Transition metal complexes have a long history of use as antibacterial and antiviral agents; for example, Zn is used to treat herpes, possibly by inhibiting the viral DNA polymerase. Early transition-metal (e.g., tungsten) polyoxoanions have been employed to treat AIDS patients.

What medications contain heavy metals?

These drugs supply sulfhydryl groups for the heavy metals to attach and, subsequently, may be eliminated from the body.

  • Dimercaprol (British Anti-Lewisite; BAL)
  • Edetate calcium disodium (Calcium Disodium Versenate)
  • Penicillamine (Cuprimine, Depen)
  • Succimer (Chemet)

What drug is given with cisplatin?

Droperidol 1 mg was given intramuscularly (IM) 15 minutes prior to beginning cisplatin. Repetitive doses of intravenous (IV) metoclopramide, 2 mg/kg in 75 ml 5% dextrose in water over 15 minutes was given 30 minutes prior to, and at 1 1/2, 4 1/2, and 7 1/2 hours after beginning cisplatin chemotherapy.

What is the most common side effect of cisplatin?

The following side effects are common (occurring in greater than 30%) for patients taking Cisplatin: Nausea and vomiting. Nausea may last up to 1 week after therapy. Anti-nausea medication is given before the infusion, and a prescription is also given for use after.

Is cisplatin a carcinogen?

Traditionally, cisplatin has not been regarded among chemotherapeutic drugs as a carcinogenic risk to humans because it is not a classical alkylating agent.

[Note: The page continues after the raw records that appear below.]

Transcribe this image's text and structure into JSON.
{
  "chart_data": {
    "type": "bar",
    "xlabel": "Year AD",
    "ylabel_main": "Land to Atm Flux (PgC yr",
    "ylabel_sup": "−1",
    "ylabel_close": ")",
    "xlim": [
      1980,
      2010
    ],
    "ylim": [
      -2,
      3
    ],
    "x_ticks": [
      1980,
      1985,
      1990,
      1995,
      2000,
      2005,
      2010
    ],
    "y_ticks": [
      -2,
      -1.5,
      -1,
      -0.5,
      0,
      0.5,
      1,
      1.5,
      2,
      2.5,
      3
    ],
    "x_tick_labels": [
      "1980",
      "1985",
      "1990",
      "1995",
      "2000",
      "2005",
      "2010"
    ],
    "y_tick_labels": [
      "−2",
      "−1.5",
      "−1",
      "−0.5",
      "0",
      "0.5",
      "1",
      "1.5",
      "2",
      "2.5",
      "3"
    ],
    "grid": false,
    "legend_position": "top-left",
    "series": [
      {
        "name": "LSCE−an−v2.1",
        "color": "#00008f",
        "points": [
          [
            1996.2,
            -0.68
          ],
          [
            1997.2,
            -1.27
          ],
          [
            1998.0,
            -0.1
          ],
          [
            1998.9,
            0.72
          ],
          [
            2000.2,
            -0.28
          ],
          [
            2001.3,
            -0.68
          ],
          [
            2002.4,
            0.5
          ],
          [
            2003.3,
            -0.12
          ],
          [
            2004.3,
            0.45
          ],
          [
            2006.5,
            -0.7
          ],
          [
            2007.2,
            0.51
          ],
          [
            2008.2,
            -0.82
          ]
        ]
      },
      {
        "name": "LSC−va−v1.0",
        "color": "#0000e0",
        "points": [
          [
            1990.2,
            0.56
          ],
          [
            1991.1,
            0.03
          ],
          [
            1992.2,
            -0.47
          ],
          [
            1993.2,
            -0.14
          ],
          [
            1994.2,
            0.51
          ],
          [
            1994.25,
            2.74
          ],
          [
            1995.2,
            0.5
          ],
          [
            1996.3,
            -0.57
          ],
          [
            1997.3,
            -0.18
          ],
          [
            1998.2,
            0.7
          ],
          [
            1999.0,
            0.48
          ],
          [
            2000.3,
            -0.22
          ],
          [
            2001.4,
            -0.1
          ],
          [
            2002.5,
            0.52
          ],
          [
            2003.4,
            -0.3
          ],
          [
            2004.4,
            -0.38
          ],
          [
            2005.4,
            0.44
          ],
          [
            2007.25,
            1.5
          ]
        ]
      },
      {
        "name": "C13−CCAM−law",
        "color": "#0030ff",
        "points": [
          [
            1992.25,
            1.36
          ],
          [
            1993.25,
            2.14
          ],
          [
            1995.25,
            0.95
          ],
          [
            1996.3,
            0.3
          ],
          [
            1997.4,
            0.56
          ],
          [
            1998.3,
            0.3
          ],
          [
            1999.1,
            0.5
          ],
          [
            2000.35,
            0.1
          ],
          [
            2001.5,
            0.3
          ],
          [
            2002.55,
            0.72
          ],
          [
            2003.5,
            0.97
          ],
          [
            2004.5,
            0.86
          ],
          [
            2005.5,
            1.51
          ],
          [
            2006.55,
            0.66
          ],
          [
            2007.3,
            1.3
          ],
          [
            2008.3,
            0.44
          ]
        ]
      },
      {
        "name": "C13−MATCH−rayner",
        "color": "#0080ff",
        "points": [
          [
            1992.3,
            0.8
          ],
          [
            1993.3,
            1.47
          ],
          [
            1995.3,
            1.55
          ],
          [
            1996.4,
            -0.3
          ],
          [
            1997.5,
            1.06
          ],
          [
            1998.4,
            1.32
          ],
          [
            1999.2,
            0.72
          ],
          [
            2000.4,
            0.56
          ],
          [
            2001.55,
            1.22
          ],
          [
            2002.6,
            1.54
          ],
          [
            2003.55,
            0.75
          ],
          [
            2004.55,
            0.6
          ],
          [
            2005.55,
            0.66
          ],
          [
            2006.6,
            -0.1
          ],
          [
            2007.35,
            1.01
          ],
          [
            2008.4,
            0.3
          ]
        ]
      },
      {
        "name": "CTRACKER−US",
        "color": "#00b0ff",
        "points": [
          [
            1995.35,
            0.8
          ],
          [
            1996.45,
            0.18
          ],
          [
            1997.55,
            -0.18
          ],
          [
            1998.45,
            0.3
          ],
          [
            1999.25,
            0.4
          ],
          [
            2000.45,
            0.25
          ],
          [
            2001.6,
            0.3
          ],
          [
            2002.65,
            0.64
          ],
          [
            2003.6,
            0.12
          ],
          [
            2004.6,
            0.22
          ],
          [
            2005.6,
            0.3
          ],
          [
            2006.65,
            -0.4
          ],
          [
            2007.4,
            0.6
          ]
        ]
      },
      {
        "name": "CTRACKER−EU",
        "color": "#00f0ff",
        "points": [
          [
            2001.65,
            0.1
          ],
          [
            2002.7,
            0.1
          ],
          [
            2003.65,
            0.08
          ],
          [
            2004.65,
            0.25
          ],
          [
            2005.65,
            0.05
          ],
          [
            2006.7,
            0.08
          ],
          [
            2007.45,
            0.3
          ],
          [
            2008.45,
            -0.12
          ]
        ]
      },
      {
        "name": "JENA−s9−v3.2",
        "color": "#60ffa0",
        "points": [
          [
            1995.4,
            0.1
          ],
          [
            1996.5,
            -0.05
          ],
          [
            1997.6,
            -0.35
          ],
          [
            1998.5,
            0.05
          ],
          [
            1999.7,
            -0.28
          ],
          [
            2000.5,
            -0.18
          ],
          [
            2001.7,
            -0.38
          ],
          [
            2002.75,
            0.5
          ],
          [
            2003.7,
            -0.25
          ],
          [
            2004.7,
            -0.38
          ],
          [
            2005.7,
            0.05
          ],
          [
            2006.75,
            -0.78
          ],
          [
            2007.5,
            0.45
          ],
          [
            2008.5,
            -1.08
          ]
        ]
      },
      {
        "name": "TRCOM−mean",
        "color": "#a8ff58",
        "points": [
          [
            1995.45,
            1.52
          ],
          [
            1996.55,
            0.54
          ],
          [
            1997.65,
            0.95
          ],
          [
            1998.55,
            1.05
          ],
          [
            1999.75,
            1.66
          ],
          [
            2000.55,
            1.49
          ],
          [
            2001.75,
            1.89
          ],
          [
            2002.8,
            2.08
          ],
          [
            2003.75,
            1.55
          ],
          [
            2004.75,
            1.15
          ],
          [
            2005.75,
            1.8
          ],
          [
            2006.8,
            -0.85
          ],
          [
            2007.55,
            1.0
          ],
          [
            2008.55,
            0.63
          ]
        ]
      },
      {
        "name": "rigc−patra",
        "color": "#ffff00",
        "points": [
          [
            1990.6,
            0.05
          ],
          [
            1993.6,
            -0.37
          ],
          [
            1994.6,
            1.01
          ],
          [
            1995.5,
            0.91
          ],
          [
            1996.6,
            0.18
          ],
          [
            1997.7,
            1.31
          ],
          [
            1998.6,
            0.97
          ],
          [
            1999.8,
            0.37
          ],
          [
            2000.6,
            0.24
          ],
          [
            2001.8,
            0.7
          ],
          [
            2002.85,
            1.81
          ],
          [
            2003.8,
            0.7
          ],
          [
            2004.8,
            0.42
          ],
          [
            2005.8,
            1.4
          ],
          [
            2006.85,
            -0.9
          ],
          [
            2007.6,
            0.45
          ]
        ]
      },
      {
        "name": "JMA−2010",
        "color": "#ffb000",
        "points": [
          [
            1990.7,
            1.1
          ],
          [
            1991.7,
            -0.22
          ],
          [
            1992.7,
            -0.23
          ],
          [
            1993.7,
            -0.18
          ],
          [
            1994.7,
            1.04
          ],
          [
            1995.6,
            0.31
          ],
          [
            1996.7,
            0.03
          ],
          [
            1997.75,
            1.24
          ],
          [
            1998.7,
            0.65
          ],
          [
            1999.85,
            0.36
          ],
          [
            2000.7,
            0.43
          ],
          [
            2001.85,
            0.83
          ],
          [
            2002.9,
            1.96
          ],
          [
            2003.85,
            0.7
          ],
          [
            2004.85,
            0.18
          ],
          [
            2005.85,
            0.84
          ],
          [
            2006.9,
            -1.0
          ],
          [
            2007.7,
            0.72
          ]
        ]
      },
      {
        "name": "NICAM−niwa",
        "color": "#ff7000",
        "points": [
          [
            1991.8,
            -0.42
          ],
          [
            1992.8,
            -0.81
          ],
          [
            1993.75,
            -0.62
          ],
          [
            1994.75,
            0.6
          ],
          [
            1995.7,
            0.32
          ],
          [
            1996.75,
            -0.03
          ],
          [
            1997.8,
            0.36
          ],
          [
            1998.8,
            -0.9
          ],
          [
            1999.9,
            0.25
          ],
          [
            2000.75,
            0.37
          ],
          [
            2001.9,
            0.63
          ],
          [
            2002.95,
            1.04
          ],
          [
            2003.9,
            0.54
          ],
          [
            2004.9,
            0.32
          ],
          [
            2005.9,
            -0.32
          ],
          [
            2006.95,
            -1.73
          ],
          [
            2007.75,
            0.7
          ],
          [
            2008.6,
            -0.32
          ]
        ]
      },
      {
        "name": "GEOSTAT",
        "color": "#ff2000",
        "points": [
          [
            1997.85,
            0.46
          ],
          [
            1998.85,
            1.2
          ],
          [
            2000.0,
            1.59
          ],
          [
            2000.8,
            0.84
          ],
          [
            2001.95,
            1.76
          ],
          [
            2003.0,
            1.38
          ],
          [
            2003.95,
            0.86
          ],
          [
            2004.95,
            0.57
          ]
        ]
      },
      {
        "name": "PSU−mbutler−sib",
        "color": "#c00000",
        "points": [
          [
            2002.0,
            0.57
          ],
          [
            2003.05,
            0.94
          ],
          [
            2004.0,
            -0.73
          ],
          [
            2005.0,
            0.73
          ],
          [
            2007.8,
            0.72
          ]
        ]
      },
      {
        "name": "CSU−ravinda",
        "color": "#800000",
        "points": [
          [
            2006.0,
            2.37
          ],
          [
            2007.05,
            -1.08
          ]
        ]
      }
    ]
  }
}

Do drugs need to be protein bound?

As a general rule, agents that are minimally protein bound penetrate tissue better than those that are highly bound, but they are excreted much faster. Among drugs that are less than 80-85 percent protein bound, differences appear to be of slight clinical importance.

Which metals are used in medicines?

These three metals are used in modern medicine:

  • Iron. Iron is one of the most vital minerals in our bodies, and medical applications are mined from iron ore.
  • Zinc. Zinc is a metal found in every tissue of the body.
  • Platinum.

What does protein binding do to a drug?

Protein binding can enhance or detract from a drug’s performance. As a general rule, agents that are minimally protein bound penetrate tissue better than those that are highly bound, but they are excreted much faster. Among drugs that are less than 80-85 percent protein bound, differences appear to … Protein binding: what does it mean? DICP.

What are the most common protein bound drugs?

1 List of Commonly Used, Highly Protein Bound Drugs. 2 Antimicrobials Anticoagulants Psychotropics. 3 Doxycycline Phenytoin Tetrahydrocannabinol. 4 Clindamycin Valproic acid Miscellaneous. 5 Nalidixic acid Hypoglycemics Diphenhydramine. 6 (more items)

What’s the difference between protein bound and minimal bound drugs?

As a general rule, agents that are minimally protein bound penetrate tissue better than those that are highly bound, but they are excreted much faster. Among drugs that are less than 80-85 percent protein bound, differences appear to be of slight clinical importance.

Are there any vitro studies of protein binding?

Studies that look at the impact of protein binding in a separate bacterial compartment, however, would more closely resemble the in vivo situation. Conclusions with respect to the impact of protein binding based on in vitro studies should therefore be viewed with the utmost caution.